Members of the prison guard's union have been working without a long-term contract since 2006. Last year, when state lawmakers tried to approve a pay raise for prison guards near the end of the legislative session, the governor called the move a backroom deal.
But Corcoran said the recall drive is not about getting a new contract.
"This failed administration is finally being held accountable," he said, adding that the governor has not lived up to his promises and has mismanaged the state's finances so badly that vital services are being threatened.
Corcoran also blasted the governor for not exempting the California Department of Corrections and Rehabilitation from his executive order to reduce state worker pay to the federal minimum wage of $6.55 an hour until a budget is enacted, as a cash-saving measure.
While a few agencies, including the California Highway Patrol, received exemptions for the entire organization, the state prison agency was left on a case-by-case basis.
"They left us off," Corcoran said. "When it gets down to it, that gets personal."
But trying to remove Schwarzenegger might be more difficult than the recall of Davis in 2003, one Sacramento pundit said.
While Schwarzenegger's approval ratings have plummeted this year, voters still consider him to be an "instrument of change that gets little cooperation from the Legislature," said Barbara O'Connor, director of the Institute for the Study of Politics and the Media at Cal State Sacramento.
In addition, the fact that the recall effort is being led by a powerful labor union that is having trouble negotiating a long-term contract with the administration will also make it difficult to find voter support, she said.
"But they have a ton of money, and if they put their full force and effort into this, they can cause a lot of harm," O'Connor said.
The union, with more than 30,000 members, is among the most powerful in the state with about $4.4 million in the coffers of half a dozen campaign committees that it controls.
Ted Costa, a taxpayers' advocate who led the recall petition against Davis in 2003, said that with the prison guard union's deep pockets, it won't be too difficult to place a recall measure on the ballot.
"I would say they are about $1.5 million to $2 million away from being able to do it," he said.

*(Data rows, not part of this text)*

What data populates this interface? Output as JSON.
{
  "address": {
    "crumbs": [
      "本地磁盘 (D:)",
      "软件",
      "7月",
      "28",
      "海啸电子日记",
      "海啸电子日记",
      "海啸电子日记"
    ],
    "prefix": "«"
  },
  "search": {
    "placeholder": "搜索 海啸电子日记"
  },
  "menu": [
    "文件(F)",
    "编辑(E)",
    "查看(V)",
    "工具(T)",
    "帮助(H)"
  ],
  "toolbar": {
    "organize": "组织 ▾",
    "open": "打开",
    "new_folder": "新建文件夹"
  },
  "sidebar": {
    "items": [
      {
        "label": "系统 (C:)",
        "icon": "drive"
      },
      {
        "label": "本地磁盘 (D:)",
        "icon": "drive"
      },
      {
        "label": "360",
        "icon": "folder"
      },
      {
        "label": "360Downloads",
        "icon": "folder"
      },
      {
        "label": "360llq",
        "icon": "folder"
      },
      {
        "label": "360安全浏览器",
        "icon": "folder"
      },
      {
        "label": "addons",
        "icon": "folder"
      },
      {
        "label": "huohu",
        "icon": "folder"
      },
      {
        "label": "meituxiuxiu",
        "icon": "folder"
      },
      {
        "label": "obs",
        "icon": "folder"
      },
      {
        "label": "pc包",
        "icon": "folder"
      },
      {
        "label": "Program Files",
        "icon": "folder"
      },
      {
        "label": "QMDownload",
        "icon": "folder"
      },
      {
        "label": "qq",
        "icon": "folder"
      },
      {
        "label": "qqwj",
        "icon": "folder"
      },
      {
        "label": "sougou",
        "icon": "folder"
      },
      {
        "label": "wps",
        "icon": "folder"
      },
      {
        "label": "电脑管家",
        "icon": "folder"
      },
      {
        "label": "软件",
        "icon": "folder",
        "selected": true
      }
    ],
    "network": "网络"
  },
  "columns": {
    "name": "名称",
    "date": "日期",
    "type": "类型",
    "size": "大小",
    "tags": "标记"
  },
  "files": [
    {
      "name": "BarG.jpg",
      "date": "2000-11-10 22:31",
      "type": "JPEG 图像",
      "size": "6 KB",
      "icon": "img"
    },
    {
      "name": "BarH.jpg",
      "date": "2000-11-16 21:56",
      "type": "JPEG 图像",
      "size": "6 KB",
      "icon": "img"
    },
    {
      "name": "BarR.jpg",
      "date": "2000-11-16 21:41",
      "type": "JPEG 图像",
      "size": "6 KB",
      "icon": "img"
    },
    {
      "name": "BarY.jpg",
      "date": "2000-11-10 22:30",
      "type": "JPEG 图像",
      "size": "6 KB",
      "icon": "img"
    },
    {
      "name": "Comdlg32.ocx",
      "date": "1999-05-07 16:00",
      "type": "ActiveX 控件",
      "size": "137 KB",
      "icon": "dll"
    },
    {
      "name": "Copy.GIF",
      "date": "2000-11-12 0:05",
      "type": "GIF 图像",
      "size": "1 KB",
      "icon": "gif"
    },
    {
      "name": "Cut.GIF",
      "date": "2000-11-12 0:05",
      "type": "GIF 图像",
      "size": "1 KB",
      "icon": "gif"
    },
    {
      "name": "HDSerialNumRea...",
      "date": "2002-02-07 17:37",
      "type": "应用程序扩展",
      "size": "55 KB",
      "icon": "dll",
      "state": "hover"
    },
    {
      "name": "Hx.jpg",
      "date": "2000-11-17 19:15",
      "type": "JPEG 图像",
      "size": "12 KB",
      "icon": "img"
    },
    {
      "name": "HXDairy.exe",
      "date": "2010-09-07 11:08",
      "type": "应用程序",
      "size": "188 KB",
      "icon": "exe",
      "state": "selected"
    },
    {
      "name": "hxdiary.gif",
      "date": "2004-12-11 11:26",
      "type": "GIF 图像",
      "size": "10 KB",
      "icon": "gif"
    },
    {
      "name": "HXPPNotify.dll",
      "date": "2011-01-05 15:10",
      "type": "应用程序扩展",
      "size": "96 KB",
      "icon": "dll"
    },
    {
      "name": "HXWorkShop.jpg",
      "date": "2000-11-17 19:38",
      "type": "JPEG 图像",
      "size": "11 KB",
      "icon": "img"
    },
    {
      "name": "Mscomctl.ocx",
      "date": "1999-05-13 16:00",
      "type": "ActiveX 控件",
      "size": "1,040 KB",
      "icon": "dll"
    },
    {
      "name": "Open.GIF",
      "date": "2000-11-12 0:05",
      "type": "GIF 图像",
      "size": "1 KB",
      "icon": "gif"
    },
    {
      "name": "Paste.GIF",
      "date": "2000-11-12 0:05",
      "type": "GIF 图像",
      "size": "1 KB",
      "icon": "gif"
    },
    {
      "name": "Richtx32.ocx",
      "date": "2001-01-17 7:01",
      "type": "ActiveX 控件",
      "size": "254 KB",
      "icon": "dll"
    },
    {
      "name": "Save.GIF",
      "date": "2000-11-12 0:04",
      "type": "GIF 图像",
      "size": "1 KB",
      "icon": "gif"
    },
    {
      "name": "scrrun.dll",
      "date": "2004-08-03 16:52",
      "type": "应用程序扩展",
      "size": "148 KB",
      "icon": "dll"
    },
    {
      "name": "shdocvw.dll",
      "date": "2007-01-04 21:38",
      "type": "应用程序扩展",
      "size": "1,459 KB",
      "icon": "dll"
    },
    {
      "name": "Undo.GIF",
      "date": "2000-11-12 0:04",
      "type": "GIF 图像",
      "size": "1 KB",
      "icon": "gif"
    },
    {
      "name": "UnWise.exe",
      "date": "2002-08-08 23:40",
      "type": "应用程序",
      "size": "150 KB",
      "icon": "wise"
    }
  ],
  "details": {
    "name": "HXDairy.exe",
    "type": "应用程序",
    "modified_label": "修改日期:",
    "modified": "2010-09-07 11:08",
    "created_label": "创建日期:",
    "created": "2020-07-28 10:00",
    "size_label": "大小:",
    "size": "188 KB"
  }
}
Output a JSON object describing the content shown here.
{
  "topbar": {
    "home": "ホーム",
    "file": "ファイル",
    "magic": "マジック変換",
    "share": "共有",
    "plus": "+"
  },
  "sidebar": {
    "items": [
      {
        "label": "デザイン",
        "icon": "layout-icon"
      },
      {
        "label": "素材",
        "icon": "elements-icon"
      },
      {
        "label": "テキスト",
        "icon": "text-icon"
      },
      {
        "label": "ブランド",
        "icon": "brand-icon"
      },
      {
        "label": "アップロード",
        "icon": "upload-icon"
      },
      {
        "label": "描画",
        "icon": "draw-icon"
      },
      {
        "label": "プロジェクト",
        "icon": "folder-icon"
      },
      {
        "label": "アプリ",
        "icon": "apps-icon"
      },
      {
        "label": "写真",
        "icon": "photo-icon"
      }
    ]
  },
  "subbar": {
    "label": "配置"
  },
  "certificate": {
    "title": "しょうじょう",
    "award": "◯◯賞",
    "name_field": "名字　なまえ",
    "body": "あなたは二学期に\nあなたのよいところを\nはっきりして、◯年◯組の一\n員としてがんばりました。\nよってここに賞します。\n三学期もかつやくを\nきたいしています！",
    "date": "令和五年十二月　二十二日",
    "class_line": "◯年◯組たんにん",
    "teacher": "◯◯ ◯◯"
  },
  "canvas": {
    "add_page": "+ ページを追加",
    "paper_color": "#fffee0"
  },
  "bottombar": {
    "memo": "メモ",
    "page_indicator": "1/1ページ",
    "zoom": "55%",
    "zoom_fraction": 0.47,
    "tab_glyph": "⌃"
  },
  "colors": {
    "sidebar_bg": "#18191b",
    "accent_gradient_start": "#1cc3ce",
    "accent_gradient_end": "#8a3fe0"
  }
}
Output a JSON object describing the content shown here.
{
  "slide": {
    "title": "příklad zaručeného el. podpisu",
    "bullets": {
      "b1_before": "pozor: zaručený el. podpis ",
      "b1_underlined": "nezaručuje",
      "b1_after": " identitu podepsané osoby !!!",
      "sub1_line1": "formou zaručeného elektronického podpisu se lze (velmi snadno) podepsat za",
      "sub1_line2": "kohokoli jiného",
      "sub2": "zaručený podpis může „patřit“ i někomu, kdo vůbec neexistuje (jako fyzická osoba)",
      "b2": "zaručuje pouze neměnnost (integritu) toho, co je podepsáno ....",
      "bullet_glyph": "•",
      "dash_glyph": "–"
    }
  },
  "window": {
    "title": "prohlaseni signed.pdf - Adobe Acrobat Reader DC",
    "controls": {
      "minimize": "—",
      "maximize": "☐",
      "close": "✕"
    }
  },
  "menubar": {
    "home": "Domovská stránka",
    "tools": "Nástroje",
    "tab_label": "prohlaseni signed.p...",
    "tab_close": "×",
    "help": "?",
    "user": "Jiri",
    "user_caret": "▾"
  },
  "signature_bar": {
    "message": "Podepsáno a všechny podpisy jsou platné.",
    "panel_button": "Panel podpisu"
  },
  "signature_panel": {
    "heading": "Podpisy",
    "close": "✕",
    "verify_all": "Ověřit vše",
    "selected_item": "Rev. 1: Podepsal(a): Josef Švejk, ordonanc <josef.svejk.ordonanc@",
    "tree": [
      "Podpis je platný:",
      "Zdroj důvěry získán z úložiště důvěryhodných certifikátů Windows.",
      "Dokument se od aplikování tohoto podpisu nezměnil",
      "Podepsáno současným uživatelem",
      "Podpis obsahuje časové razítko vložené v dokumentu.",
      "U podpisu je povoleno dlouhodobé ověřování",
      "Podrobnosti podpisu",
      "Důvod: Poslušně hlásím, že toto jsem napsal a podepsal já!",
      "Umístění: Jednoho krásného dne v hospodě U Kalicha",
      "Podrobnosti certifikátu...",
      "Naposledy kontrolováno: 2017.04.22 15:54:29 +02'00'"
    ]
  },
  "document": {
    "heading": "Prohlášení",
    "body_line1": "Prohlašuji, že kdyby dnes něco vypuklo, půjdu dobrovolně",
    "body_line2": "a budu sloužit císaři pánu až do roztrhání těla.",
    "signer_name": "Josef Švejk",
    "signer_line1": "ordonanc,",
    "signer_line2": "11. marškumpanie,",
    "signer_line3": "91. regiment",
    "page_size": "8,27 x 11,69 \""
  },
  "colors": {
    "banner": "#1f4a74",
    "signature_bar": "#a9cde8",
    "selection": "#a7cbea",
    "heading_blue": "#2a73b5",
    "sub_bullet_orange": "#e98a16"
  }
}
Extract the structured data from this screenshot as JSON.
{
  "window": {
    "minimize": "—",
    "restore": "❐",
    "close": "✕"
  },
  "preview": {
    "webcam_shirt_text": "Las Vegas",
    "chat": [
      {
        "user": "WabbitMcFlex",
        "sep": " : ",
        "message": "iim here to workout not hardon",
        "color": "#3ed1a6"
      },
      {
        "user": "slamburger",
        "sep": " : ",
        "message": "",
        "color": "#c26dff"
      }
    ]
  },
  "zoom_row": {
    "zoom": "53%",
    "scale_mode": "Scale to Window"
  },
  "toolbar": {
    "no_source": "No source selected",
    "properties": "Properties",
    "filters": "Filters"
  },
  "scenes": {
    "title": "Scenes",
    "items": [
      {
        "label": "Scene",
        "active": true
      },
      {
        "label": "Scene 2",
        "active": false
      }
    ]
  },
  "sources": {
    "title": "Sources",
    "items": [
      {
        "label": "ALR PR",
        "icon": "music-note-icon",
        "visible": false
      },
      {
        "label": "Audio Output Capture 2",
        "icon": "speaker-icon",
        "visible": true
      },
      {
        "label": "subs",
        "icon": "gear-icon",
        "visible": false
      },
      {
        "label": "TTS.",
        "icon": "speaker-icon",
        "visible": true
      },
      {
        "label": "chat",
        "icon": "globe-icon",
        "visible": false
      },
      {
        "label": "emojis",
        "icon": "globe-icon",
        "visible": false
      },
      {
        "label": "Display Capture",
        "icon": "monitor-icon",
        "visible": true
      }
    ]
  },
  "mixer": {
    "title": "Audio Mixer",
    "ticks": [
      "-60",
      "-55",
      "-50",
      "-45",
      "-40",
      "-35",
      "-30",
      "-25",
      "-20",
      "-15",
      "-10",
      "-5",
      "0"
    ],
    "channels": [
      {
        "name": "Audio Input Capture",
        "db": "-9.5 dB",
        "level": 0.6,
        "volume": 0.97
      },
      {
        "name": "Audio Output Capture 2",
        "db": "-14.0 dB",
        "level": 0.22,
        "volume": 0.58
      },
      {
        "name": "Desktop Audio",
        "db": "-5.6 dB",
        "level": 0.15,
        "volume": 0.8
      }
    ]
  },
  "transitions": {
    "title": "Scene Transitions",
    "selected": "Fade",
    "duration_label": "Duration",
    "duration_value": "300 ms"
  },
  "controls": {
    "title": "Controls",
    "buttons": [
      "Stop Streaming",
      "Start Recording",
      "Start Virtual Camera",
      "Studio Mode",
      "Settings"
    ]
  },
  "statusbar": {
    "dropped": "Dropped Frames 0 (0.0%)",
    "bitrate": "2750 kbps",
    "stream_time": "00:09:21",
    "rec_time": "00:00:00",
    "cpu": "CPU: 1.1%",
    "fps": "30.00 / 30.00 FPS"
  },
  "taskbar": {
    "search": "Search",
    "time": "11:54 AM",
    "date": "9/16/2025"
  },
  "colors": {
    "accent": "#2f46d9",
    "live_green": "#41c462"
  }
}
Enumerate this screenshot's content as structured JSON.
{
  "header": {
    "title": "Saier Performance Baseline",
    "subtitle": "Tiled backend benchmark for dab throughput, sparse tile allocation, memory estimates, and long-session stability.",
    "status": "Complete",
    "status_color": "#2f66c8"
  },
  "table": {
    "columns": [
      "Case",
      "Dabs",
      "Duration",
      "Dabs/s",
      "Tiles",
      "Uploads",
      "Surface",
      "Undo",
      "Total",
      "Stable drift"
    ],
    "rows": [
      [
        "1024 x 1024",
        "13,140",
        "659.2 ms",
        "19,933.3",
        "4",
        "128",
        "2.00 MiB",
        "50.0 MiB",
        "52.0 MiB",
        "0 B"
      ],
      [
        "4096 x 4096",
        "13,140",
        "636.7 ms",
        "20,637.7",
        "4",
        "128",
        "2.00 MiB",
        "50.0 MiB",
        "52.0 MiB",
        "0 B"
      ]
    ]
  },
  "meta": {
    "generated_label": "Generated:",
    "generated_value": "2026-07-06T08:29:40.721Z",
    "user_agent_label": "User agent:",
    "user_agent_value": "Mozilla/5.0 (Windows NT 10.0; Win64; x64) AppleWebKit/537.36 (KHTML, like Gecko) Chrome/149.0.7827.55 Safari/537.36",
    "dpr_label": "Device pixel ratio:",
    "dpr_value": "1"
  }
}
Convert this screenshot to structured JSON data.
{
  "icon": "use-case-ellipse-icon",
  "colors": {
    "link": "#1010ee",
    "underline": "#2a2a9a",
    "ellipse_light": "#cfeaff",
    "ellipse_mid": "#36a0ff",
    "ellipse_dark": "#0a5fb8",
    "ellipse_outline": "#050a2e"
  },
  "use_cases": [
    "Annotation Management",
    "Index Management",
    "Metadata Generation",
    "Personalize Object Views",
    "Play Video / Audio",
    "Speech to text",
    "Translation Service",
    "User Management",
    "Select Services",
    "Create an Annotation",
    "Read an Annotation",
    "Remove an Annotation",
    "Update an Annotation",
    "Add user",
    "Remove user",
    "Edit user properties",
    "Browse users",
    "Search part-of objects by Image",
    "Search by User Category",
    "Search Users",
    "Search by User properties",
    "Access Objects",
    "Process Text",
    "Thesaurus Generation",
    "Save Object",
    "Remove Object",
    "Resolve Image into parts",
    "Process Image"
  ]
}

Corcoran said the union will be pushing full-bore.
"CCPOA has never been shy about using all of its resources," he said.
A Tale Of 2 Recalls
2003: Then-Gov. Gray Davis faced a $38.2 billion budget gap. He signed a budget Sept. 5 -- a record 67 days late. A month later, he became the first California governor to be recalled, and actor Arnold Schwarzenegger was elected governor.
2008: California faces another budget crisis, a $17.2 billion
deficit. Schwarzenegger has not been able to strike a deal with
the Democratic-controlled Legislature. The budget is 71 days
late, a state record.
Here are the steps required to qualify a recall measure for the ballot in California:
Drawing up a petition: Draft a petition, collect a minimum of 65 signatures and deliver the documents to the officer targeted for recall, who has seven days to respond. File the petition to the secretary of state within 10 days of receiving the response.
Qualifying for the ballot: Upon approval, the required number of valid signatures must be gathered within 160 days. The recall election must be held not less than 60 days nor more than 80 days from the date of the certification of sufficient signatures.